Two normal bodies, yet I spent years believing mine was flawed.
That’s me and my sister, about 30 years apart. From the very beginning of our lives, we had different body types. She is now, and has always been, thin. I am now, and have always been, thick. We’re very close in height and have the same biological parents, but our body types are different. In the pic on the left, I was a member of Weight Watchers, so my war with my body had already begun. A war that resulted in obesity , obsession with food, obsession with my weight, and deteriorating health by my mid-30′s.
When I look at the picture of us as children, I see two healthy bodies. Now. Back then, I saw one ‘normal’, or ‘correct’ body and one ‘fat’ body. I being the fat one. Culture sent me messages daily that my sister’s body type was ‘right’ and my own was wrong. I know now that she was getting similar messages, a sense that she was ‘too skinny’, but then, I thought she was lucky and I was jealous. And I lashed out at her and teased her about being ‘anorexic’ (sorry sis), because bringing her down made me feel temporarily better about myself (that’s a pretty common behavior for children and people who haven’t learned how to manage their emotions maturely. I see it all the time on facebook, from grown adults unfortunately).
I fought my body for 25 years. I tried to force it to be more like my sister’s. She was, for a long time, the standard I measured myself against. I compared myself to her (and to women on TV and in magazines), and it made me miserable. And for what? Look at the picture of us. Those are both healthy bodies! They are both ‘right’! There is nothing wrong with either of them, so why did I spend 25 years hating myself for being different? When there was nothing wrong? I was just different.

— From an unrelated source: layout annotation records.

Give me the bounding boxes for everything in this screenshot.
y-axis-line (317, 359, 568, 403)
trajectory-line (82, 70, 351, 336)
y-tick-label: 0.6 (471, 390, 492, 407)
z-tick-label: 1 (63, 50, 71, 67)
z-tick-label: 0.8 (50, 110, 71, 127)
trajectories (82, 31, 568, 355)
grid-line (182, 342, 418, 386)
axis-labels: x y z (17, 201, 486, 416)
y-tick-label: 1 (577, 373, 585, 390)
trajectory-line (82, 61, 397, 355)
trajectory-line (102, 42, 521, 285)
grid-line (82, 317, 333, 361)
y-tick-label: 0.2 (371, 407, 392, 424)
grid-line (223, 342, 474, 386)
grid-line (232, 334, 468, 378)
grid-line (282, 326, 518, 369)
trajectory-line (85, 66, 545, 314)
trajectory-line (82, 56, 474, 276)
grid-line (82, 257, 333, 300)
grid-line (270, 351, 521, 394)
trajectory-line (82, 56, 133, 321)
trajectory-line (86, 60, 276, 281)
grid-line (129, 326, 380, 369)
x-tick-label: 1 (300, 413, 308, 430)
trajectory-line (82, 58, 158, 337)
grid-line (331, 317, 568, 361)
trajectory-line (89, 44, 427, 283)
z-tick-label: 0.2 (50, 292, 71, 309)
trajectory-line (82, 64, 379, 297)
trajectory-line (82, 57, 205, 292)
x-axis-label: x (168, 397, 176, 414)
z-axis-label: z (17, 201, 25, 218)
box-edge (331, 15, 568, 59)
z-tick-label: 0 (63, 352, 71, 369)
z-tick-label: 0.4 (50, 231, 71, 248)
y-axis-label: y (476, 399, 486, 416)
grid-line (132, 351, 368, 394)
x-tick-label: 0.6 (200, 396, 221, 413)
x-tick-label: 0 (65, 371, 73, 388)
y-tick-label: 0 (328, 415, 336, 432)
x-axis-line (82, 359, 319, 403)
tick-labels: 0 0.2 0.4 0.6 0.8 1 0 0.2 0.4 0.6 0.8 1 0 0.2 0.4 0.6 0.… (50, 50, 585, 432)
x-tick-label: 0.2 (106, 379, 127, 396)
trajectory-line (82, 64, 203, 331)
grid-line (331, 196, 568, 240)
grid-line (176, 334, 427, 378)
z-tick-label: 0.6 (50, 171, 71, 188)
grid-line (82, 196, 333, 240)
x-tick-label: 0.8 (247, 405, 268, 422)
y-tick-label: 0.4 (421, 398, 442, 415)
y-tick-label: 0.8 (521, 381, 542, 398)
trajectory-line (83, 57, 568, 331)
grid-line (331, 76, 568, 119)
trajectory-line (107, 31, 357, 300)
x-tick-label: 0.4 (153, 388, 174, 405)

As you can see from the picture on the right, as we grew up our body types remained different. Our adult bodies are as different as our child bodies. I stayed thick, and she stayed thin. Shocker, huh? And both of our bodies are healthy. They are both ‘right’. One is not better, they are just different. But deep conditioning dies hard, and even now I can stand next to my sister (and other women who’s bodies are small and thin and graceful) and feel awkward and ungraceful and huge. Only now I know that that doesn’t make my body ‘wrong’, and that they probably have insecurities and negative conditioning too. So I’m able to stay at peace with my body, my body that is perfectly fine and healthy just the way it is. These are two different body types, and both are normal and healthy.
Theodore Roosevelt said “Comparison is the thief of joy”, and he was right. Comparing myself to my sister led me to decades of unhappiness, and there was nothing wrong with me to begin with. We must stop this.